Appeals Court Upholds Law on Surveillance

However, the Court of Appeals for the Ninth Circuit also revived a separate lawsuit against the government over its surveillance activities.

Several lawsuits were filed after revelations about warrantless wiretapping asserted that telecom companies provided federal authorities with direct access to nearly all communications passing through their domestic facilities.

Besides the government itself, defendants included ATT, Sprint Nextel and Verizon Communications.

In 2008, Congress granted telecommunications companies immunity for cooperating with the government’s intelligence-gathering activities. A district judge in San Francisco upheld the law as constitutional and dismissed the claims against the companies.

In a ruling on Thursday, a unanimous three-judge panel for the Ninth Circuit agreed.
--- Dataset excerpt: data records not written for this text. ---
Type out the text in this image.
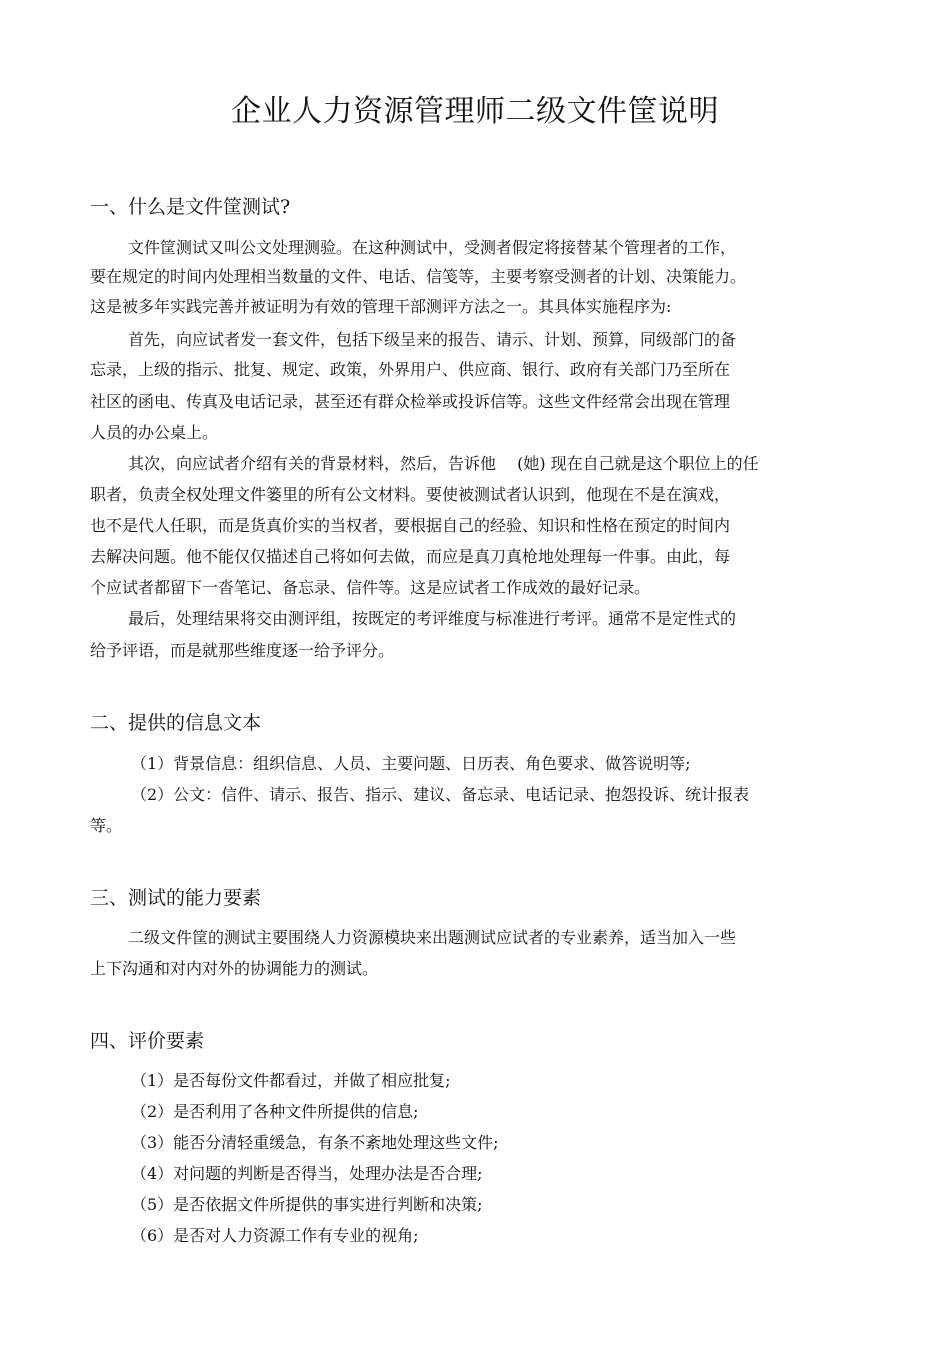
企业人力资源管理师二级文件筐说明
一、什么是文件筐测试?
文件筐测试又叫公文处理测验。在这种测试中，受测者假定将接替某个管理者的工作，
要在规定的时间内处理相当数量的文件、电话、信笺等，主要考察受测者的计划、决策能力。
这是被多年实践完善并被证明为有效的管理干部测评方法之一。其具体实施程序为:
首先，向应试者发一套文件，包括下级呈来的报告、请示、计划、预算，同级部门的备
忘录，上级的指示、批复、规定、政策，外界用户、供应商、银行、政府有关部门乃至所在
社区的函电、传真及电话记录，甚至还有群众检举或投诉信等。这些文件经常会出现在管理
人员的办公桌上。
其次，向应试者介绍有关的背景材料，然后，告诉他　 (她) 现在自己就是这个职位上的任
职者，负责全权处理文件篓里的所有公文材料。要使被测试者认识到，他现在不是在演戏，
也不是代人任职，而是货真价实的当权者，要根据自己的经验、知识和性格在预定的时间内
去解决问题。他不能仅仅描述自己将如何去做，而应是真刀真枪地处理每一件事。由此，每
个应试者都留下一沓笔记、备忘录、信件等。这是应试者工作成效的最好记录。
最后，处理结果将交由测评组，按既定的考评维度与标准进行考评。通常不是定性式的
给予评语，而是就那些维度逐一给予评分。
二、提供的信息文本
（1）背景信息：组织信息、人员、主要问题、日历表、角色要求、做答说明等;
（2）公文：信件、请示、报告、指示、建议、备忘录、电话记录、抱怨投诉、统计报表
等。
三、测试的能力要素
二级文件筐的测试主要围绕人力资源模块来出题测试应试者的专业素养，适当加入一些
上下沟通和对内对外的协调能力的测试。
四、评价要素
（1）是否每份文件都看过，并做了相应批复;
（2）是否利用了各种文件所提供的信息;
（3）能否分清轻重缓急，有条不紊地处理这些文件;
（4）对问题的判断是否得当，处理办法是否合理;
（5）是否依据文件所提供的事实进行判断和决策;
（6）是否对人力资源工作有专业的视角;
Cindy Cohn, legal director for the Electronic Frontier Foundation, a leading plaintiff in both cases, said no decision had been made on whether to appeal the ruling.

A spokesman for the Justice Department, which defended the immunity provision, declined to comment, as did a Verizon spokesman. Representatives from ATT and Sprint did not respond to a request for comment.

Judge M. Margaret McKeown of the Court of Appeals for the Ninth Circuit rejected the argument that immunity closed the courts to the plaintiffs. Only the telecommunications companies are covered, she wrote, not the government.

“The federal courts remain a forum to consider the constitutionality of the wiretapping scheme and other claims,” she wrote.

In a separate ruling, the appeals court on Thursday allowed a separate case against the government to proceed, in which plaintiffs say that the National Security Agency engaged in “an unprecedented suspicionless general search,” diverting Internet traffic into secure rooms in ATT facilities.